Hyden, Miron & Foster, PLLC Law Blog

Friday, April 17, 2020

What Is an Offer in Compromise?

Receiving a tax bill is dreaded. It can easily be a substantial bill and one that you might not have prepared for. Being landed with a hefty tax bill from the IRS and little to no way to pay it can cause great anxiety. Try and remain calm. Get educated about your options. You might be eligible for relief from your tax bill by pursuing an offer in compromise.

What is an Offer in Compromise?

An offer in compromise is an option for those taxpayers who owe a tax debt that they simply cannot pay. With an offer in compromise, the taxpayer offers to pay less than what is actually owed in order to settle the debt. To be clear, however, the IRS will not accept a settlement offer if the taxpayer can actually afford to pay what is owed. Before the IRS can even consider a settlement offer, the taxpayer is required to file all tax returns. Additionally, the taxpayer may still need to make an initial payment on the tax bill while submitting an offer in compromise. Any payment submitted during this time will go towards reducing the outstanding tax bill.
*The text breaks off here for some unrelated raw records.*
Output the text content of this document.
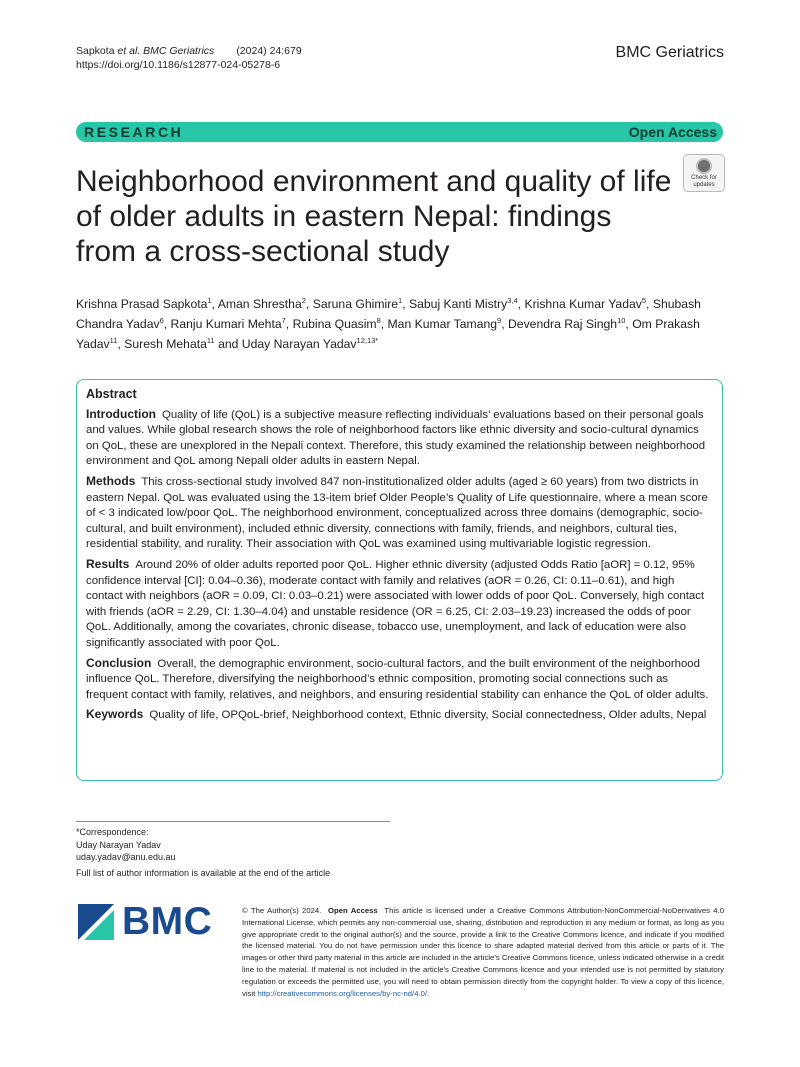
Sapkota et al. BMC Geriatrics (2024) 24:679
https://doi.org/10.1186/s12877-024-05278-6
BMC Geriatrics
RESEARCH	Open Access
Neighborhood environment and quality of life
of older adults in eastern Nepal: findings
from a cross-sectional study
Check for
updates
Krishna Prasad Sapkota$^1$, Aman Shrestha$^2$, Saruna Ghimire$^1$, Sabuj Kanti Mistry$^{3,4}$, Krishna Kumar Yadav$^5$, Shubash Chandra Yadav$^6$, Ranju Kumari Mehta$^7$, Rubina Quasim$^8$, Man Kumar Tamang$^9$, Devendra Raj Singh$^{10}$, Om Prakash Yadav$^{11}$, Suresh Mehata$^{11}$ and Uday Narayan Yadav$^{12,13*}$
Abstract

Introduction Quality of life (QoL) is a subjective measure reflecting individuals’ evaluations based on their personal goals and values. While global research shows the role of neighborhood factors like ethnic diversity and socio-cultural dynamics on QoL, these are unexplored in the Nepali context. Therefore, this study examined the relationship between neighborhood environment and QoL among Nepali older adults in eastern Nepal.

Methods This cross-sectional study involved 847 non-institutionalized older adults (aged ≥ 60 years) from two districts in eastern Nepal. QoL was evaluated using the 13-item brief Older People’s Quality of Life questionnaire, where a mean score of < 3 indicated low/poor QoL. The neighborhood environment, conceptualized across three domains (demographic, socio-cultural, and built environment), included ethnic diversity, connections with family, friends, and neighbors, cultural ties, residential stability, and rurality. Their association with QoL was examined using multivariable logistic regression.

Results Around 20% of older adults reported poor QoL. Higher ethnic diversity (adjusted Odds Ratio [aOR] = 0.12, 95% confidence interval [CI]: 0.04–0.36), moderate contact with family and relatives (aOR = 0.26, CI: 0.11–0.61), and high contact with neighbors (aOR = 0.09, CI: 0.03–0.21) were associated with lower odds of poor QoL. Conversely, high contact with friends (aOR = 2.29, CI: 1.30–4.04) and unstable residence (OR = 6.25, CI: 2.03–19.23) increased the odds of poor QoL. Additionally, among the covariates, chronic disease, tobacco use, unemployment, and lack of education were also significantly associated with poor QoL.

Conclusion Overall, the demographic environment, socio-cultural factors, and the built environment of the neighborhood influence QoL. Therefore, diversifying the neighborhood’s ethnic composition, promoting social connections such as frequent contact with family, relatives, and neighbors, and ensuring residential stability can enhance the QoL of older adults.

Keywords Quality of life, OPQoL-brief, Neighborhood context, Ethnic diversity, Social connectedness, Older adults, Nepal

*Correspondence:
Uday Narayan Yadav
uday.yadav@anu.edu.au
Full list of author information is available at the end of the article
BMC	© The Author(s) 2024. Open Access This article is licensed under a Creative Commons Attribution-NonCommercial-NoDerivatives 4.0 International License, which permits any non-commercial use, sharing, distribution and reproduction in any medium or format, as long as you give appropriate credit to the original author(s) and the source, provide a link to the Creative Commons licence, and indicate if you modified the licensed material. You do not have permission under this licence to share adapted material derived from this article or parts of it. The images or other third party material in this article are included in the article’s Creative Commons licence, unless indicated otherwise in a credit line to the material. If material is not included in the article’s Creative Commons licence and your intended use is not permitted by statutory regulation or exceeds the permitted use, you will need to obtain permission directly from the copyright holder. To view a copy of this licence, visit http://creativecommons.org/licenses/by-nc-nd/4.0/.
To begin the offer in compromise, you must submit your offer. Remember, you must have the ability to pay whatever you are offering. Be aware that there are filing fees associated with the offer in compromise application. Filing the DATC-OIC form has a fee of $186. You will also need to choose a payment option for your offer in compromise. You may choose to make a lump sum cash payment in the offer. You pay also choose to make periodic payments to fulfill the offered settlement amount.

Offers in compromise are only accepted in rare instances. The IRS tends to believe that the vast majority of tax payers can afford to pay a tax bill either with current financial resources or over a period of time, with the use of a payment plan. An offer in compromise is only meant to apply to taxpayers in rare cases. The offer in compromise is for those people who are not only currently unable to pay a tax bill, but are unlikely to be able to pay the tax bill before the IRS runs out of time to collect the amount. Usually, the IRS has 10 years to seek collection from the date the tax bill was assessed. The IRS will review your income, expenses, equity in assets, and your ability to pay when evaluating your offer in compromise application. If you are currently in open bankruptcy proceedings, you are ineligible for an offer in compromise.

While an offer in compromise can provide much needed relief, it is for only a small cross-section of taxpayers. Thus, taxpayers should also explore other available payment options for tax bills that will be difficult to pay. Sometimes, a payment plan can be put in place to accommodate taxpayers struggling with a tax bill.